Credit: Wikipedia Commons

Credit: Wikipedia Commons

This is a lot messier. Why? Unlike the very tiny branches of life (plants and animals) that we focused a lot of attention on early on in the study of evolution, most of life on earth doesn’t reproduce sexually. Instead, most microbes transfer genes ‘horizontally’ (non-sexually) across organisms, rather than ‘down’ a (sexual) genetic line. This creates links between the ‘branches’ of the tree, starting to make it look like….not a tree at all. As scientist Margaret McFall-Ngai puts it: ‘we now know that genetic material from bacteria sometimes ends up in the bodies of beetles, that of fungi in aphids, and that of humans in malaria protozoa. For bacteria, at least, such transfers are not the stuff of science fiction but of everyday evolution’.
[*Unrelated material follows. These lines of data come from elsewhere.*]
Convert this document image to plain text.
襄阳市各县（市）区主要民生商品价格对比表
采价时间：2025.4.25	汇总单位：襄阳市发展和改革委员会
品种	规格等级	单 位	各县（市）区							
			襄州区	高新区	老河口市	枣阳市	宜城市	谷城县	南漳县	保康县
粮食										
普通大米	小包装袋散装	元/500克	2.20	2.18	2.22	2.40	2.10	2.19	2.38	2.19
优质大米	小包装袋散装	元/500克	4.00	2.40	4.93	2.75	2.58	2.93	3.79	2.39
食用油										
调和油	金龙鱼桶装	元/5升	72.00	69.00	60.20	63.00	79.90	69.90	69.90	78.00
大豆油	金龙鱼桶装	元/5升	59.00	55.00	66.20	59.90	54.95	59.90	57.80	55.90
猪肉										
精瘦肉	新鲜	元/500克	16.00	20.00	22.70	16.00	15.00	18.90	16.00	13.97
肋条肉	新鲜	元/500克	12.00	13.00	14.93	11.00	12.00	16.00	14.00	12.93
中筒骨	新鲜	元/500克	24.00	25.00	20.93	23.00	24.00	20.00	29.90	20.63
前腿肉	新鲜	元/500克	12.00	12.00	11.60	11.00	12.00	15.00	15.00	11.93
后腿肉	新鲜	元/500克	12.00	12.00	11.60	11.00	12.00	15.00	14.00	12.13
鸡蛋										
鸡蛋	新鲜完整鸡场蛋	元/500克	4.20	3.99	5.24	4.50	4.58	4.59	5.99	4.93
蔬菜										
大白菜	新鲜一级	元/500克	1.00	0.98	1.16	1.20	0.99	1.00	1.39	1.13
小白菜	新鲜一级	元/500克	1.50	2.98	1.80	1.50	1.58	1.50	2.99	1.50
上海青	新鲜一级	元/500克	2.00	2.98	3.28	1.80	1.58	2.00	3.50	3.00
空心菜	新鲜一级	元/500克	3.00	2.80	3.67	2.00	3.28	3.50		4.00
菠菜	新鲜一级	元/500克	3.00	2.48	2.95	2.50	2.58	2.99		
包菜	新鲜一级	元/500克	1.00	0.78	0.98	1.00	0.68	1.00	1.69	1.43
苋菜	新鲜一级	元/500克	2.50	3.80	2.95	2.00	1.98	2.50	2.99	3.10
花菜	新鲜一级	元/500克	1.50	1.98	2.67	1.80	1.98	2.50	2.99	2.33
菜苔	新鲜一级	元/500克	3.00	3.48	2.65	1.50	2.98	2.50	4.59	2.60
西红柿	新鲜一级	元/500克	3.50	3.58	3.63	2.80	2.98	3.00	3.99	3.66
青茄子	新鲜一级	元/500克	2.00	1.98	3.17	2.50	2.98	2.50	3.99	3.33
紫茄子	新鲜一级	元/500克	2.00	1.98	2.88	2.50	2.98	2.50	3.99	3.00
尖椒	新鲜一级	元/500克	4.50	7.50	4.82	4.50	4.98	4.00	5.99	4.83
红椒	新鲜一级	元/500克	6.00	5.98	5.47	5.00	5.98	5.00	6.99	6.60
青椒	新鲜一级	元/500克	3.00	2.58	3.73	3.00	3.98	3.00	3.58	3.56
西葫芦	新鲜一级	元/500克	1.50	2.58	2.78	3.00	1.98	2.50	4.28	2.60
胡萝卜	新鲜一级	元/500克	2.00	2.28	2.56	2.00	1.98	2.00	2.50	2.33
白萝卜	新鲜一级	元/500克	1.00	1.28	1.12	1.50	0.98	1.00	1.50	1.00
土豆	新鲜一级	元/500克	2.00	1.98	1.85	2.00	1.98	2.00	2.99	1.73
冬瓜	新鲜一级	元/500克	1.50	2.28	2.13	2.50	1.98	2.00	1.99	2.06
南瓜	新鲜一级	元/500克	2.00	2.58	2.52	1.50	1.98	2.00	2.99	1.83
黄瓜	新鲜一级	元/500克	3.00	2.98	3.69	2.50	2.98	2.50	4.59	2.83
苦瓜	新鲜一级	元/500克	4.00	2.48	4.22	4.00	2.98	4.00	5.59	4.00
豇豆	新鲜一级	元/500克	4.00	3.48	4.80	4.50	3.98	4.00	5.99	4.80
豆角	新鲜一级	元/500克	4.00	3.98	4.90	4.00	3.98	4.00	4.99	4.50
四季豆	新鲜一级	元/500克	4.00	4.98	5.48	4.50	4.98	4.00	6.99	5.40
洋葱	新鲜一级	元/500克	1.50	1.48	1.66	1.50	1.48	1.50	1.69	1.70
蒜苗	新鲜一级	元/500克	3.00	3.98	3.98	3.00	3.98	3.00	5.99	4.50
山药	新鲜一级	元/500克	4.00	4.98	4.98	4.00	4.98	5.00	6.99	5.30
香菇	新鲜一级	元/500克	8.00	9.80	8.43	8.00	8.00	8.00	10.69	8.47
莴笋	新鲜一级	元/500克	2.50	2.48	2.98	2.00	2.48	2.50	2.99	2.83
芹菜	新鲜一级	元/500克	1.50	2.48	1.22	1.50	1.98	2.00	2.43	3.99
Status: Are bacteria Ordinary Animals? We can conclusively say that bacteria are not animals. But, they are extremely ordinary, even if we can’t see them with the naked eye. In truth, they’re way more ordinary than we are.

 

 

Notes

As with the previous Label Detective entry, this post was deeply inspired by the book Arts of Living on a Damaged Planet, an anthology of essays by zoologists, anthropologists, and other scholars who explore how environmental crisis has highlights the complex and surprising ways that life on earth is tied together. Scott F. Gilbert and Margaret McFall-Ngai, both cited above, contribute chapters.